Nuclear electricity is an alternative to fossil fuels. While the yield of a typical nuclear power plant is not much better than that of a traditional thermal power plant, it uses a small amount of fuel to generate large quantities of heat. It also does not release any greenhouse gases to the atmosphere.

An Energy in Decline?

The International Atomic Energy Agency (2014) planned several possible scenarios for nuclear electricity production growth in the coming 20 years (Fig. 3.42).

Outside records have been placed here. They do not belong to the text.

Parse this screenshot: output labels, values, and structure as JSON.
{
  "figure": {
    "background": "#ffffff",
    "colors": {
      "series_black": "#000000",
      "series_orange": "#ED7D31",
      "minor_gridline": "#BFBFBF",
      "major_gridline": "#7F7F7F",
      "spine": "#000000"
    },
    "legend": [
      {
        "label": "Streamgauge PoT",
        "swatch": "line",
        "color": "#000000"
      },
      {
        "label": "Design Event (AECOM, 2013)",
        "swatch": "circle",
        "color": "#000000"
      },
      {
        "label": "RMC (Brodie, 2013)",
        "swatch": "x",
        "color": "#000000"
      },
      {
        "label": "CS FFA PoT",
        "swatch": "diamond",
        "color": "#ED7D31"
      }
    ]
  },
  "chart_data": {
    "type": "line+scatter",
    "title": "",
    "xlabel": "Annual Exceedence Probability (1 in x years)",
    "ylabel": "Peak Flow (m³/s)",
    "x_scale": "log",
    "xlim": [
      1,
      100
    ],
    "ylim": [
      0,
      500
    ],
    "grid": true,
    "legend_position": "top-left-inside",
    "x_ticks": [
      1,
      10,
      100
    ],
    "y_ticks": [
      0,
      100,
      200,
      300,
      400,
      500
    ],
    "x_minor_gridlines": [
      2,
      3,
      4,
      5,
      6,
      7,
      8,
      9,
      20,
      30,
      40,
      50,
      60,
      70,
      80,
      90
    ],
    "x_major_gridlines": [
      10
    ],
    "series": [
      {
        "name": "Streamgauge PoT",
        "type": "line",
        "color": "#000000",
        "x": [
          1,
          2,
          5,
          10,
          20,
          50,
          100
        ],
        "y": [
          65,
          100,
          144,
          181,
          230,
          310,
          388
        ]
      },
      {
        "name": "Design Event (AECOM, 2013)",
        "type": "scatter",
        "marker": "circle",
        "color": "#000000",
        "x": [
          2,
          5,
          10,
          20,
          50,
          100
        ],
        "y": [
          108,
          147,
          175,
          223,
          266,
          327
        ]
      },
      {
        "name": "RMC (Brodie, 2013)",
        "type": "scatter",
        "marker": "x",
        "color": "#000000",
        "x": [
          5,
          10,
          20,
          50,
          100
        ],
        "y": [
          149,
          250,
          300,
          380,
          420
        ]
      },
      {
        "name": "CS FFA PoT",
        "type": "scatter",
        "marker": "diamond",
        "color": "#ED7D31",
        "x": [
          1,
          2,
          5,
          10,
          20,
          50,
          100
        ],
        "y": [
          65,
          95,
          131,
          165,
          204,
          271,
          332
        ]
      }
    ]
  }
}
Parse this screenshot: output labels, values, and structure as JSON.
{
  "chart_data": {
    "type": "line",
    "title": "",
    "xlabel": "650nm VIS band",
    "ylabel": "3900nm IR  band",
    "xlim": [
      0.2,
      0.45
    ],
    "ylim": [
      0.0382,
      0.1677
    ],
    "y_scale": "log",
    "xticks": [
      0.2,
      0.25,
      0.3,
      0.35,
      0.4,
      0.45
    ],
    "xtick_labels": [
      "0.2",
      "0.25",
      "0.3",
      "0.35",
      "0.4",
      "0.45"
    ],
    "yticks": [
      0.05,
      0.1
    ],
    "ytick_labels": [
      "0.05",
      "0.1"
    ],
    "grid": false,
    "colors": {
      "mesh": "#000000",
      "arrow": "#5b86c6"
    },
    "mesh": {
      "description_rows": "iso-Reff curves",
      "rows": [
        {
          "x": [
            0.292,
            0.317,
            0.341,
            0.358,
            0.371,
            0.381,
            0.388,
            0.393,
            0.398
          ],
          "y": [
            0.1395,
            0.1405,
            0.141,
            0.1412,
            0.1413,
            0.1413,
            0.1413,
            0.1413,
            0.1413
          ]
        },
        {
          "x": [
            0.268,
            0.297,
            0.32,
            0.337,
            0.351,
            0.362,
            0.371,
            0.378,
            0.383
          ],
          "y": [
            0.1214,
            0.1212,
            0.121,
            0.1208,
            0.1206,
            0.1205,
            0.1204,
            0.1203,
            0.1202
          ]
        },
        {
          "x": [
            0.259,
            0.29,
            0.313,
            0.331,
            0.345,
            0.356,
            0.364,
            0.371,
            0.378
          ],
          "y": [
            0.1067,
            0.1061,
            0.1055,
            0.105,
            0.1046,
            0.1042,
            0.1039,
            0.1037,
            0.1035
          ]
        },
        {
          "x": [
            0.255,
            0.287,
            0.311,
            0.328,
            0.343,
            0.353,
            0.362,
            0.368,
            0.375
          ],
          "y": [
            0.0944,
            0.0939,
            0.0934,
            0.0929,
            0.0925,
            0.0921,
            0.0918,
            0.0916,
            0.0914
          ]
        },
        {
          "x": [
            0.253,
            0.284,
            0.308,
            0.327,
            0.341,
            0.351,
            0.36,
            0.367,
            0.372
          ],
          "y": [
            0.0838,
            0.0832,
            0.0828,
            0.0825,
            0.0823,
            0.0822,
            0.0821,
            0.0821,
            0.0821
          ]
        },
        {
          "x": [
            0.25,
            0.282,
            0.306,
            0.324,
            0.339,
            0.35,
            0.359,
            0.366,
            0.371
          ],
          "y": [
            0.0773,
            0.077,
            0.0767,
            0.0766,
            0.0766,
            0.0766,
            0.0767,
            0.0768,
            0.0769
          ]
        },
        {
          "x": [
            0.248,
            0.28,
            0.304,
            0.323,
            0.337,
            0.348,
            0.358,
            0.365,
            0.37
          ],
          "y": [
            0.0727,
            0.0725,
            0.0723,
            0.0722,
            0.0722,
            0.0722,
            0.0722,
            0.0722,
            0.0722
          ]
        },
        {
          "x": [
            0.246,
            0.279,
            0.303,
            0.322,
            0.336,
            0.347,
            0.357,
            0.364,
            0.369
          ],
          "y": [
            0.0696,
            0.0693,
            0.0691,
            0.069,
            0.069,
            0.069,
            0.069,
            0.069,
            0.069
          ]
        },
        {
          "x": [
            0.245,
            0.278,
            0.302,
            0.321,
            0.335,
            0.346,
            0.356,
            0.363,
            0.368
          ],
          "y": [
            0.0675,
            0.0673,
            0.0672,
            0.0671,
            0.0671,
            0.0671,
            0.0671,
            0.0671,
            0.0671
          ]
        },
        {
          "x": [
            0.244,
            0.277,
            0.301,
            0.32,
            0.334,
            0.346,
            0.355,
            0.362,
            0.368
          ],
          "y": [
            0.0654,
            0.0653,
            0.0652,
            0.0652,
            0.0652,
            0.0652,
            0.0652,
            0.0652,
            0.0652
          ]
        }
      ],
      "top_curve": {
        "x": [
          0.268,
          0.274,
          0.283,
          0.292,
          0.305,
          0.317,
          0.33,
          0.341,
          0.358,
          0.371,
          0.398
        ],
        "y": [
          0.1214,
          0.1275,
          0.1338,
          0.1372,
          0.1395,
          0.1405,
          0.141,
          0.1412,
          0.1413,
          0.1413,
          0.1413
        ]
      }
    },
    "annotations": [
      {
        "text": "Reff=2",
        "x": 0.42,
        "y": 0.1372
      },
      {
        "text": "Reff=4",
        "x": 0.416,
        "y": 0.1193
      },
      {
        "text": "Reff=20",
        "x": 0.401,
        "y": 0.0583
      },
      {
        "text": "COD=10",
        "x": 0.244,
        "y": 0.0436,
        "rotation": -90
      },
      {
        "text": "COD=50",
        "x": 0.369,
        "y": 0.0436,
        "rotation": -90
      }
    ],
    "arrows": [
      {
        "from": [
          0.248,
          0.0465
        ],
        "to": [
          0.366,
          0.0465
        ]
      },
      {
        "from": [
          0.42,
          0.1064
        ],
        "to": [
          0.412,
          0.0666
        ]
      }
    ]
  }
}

The production of nuclear electricity in North America and Western Europe is likely to decrease, but production should rise at a fast pace in other regions. In China and India, the growth should be spectacular. Nuclear electricity production should rise by 6% in the low-base scenario to more than 9% per year on average in the high-base scenario, which would represent an additional 120 GW of installed capacity for those two countries.

Whether production grows (or not) in a country or region depends on policy decisions that influence the geography’s energy mix. As an example, future production growth in Europe will depend on many factors:

Some countries may choose to exit the nuclear market place

Evolution of nuclear production (IAEA 2014)

Fig. 3.42 Evolution of nuclear production (IAEA 2014)

  • - France: —25 GW reduction if the government decides to exit progressively, —2 GW reduction if it decides to maintain capacity
  • - England: —8 GW reduction or +4 GW increase
  • - Spain: —5 or 0 GW
  • - Sweden: —9 or —2 GW
  • • Some other countries may decide to develop further their nuclear capacities
  • - Italy might decide to actually develop nuclear energy (up to 13 GW by 2035).
  • - Countries in Eastern and Northern Europe will likely use more nuclear energy to reduce their dependence on natural gas from Russia: Ukraine (+9 GW or +14 GW), Poland (+7 or +10 GW from a zero base), Finland (+3 or +4 GW) and Czech Republic (+3 or +4 GW).

In Africa, the difference between the scenarios depends on the energy policy of South Africa, which could take its existing installed base from less than 2 GW to around 20 GW in 2035 in the high-base scenario.

A number of countries in Asia are considering developing their own nuclear power. Among them are Vietnam, Thailand, Malaysia and Indonesia. However, any development of nuclear energy in these countries there should not exceed a few gigawatts. South Korea plans to double its nuclear capacity to around 40 GW, and Japan could either maintain its current capacity (around 40 GW) or exit nuclear energy altogether, in which case its production capacity would drop to 10 GW by 2035. Despite the uncertainties that stem from the energy policy of many countries, the worldwide growth of nuclear energy should reach between 1.3% for the low-base scenario to 3.8% for the high-base scenario. This shows the robust dynamics of the market compared to natural gas (1.7% per year on average), oil (0.5% per year) and coal (0.8% per year).

Finally, there is already a large number of new reactors being built at the moment and this will lift the overall production capacity to around 410 GW by 2020 whatever happens (NEI2014; WEC Nuclear 2014). Nuclear energy is thus far from being in decline. Actually, there is here (like elsewhere) a shift from OECD countries to new economies. OECD countries modify their energy mix to the benefit of renewable energies, while new economies use all available technologies for electricity production to meet their ever-increasing energy needs.